Most agricultural biogas plants are operated at mesophilic temperatures whilst large scale Centralized Anaerobic Digester (CAD) systems often use thermophilic temperatures.
At the back end of the biogas production, various processes and techniques are used to clean up the biogas e.g. pressure swing ad/bsorption, membrane separation, cryogenic separation and water ad/bsorption. These processes will help to raise the quality of the gas to grid injection standards.
For gas to be injected into the UK gas distribution network, there are certain quality specifications that it has to meet. These are outlined in the Gas safety Management regulations (GS(M)R) which specifies the calorific value (CV) range for grid injected gas. However, since biogas naturally does not have as high a CV as required, it becomes necessary for the biogas to be injected with a higher CV gas such as propane to enable it meet the specified CV levels. However, the need for propane enrichment is more of a billing issue than a gas quality issue.
The gas quality is then monitored downstream of the propane injection point and the signal fed back to the supervisory system to control the calorific value of the biomethane.
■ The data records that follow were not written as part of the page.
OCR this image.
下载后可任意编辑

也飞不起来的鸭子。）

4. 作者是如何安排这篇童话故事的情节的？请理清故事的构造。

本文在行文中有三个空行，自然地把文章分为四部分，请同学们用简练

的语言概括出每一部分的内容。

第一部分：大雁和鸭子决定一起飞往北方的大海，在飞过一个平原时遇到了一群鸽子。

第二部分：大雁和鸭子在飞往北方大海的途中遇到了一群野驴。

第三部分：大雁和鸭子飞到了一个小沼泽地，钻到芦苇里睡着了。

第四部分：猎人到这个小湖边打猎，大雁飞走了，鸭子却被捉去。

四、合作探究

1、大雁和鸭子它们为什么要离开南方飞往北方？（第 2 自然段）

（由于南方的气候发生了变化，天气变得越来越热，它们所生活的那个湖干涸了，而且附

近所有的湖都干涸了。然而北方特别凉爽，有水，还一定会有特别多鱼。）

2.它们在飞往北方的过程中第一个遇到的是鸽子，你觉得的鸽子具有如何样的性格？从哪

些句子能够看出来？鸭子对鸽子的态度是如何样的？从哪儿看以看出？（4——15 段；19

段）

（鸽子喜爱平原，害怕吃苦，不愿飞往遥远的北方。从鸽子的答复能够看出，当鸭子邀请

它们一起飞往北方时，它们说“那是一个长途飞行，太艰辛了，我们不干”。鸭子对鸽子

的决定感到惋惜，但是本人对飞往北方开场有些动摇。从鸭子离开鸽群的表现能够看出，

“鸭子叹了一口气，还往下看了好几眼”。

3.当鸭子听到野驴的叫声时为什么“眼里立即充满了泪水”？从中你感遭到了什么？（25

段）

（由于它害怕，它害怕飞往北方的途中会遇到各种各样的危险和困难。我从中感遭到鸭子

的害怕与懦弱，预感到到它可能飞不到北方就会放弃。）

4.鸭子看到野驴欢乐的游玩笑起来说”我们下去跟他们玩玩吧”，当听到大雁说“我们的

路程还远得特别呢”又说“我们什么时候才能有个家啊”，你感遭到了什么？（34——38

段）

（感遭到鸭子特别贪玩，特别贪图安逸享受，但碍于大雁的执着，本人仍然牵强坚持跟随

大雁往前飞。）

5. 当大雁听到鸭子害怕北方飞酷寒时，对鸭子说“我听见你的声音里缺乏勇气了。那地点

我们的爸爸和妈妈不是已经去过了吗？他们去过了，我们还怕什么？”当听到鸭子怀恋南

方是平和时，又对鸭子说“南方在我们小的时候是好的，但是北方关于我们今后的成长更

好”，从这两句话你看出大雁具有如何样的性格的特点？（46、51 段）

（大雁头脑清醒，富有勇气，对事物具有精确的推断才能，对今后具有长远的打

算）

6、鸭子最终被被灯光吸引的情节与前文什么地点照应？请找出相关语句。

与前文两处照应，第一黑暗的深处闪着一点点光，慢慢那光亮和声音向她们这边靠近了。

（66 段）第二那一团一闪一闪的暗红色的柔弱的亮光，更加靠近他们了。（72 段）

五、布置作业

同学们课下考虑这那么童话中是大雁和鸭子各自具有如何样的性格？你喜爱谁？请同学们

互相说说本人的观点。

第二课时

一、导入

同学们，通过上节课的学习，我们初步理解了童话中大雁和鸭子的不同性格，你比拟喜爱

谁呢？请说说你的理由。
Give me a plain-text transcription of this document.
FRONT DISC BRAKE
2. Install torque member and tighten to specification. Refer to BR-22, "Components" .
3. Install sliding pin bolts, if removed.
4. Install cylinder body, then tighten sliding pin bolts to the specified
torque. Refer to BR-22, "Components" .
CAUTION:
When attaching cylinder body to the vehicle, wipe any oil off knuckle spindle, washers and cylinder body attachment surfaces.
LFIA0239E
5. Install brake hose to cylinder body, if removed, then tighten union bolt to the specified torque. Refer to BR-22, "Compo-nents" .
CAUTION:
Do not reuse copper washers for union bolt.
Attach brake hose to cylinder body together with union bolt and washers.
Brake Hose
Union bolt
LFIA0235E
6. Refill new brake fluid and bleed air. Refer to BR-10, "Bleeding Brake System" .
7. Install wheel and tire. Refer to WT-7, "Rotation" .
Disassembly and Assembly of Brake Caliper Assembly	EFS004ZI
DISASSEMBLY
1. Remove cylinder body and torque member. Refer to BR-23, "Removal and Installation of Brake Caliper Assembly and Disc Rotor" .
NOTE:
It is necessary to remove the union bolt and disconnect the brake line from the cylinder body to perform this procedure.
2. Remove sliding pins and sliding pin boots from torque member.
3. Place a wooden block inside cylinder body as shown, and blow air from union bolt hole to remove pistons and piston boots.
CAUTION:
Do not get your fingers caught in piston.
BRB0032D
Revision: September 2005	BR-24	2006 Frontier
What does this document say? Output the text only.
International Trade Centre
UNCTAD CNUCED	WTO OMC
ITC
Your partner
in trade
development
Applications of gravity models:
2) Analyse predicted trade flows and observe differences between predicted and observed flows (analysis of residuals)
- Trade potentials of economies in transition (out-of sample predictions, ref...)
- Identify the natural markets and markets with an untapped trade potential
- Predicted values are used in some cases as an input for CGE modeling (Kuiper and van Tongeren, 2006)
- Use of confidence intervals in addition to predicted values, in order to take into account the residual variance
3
The fiscal metering should be prior to the odorant addition.
Prior to the injection of gas into the gas distribution network, the addition of odorant (80 per cent tertiarybutyl mercaptan, 20 per cent dimethyl sulphide) is required to impart the characteristic smell to the gas as required by GS(M)R. Routine monitoring carried out by rhinologists would confirm that acceptable odour intensity was being maintained.
The odourization stage is hugely important from a gas safety point of view as too much smell would lead to more wrong gas escape reports and too little odour would lead to unreported gas escapes which could potentially lead to gas explosions.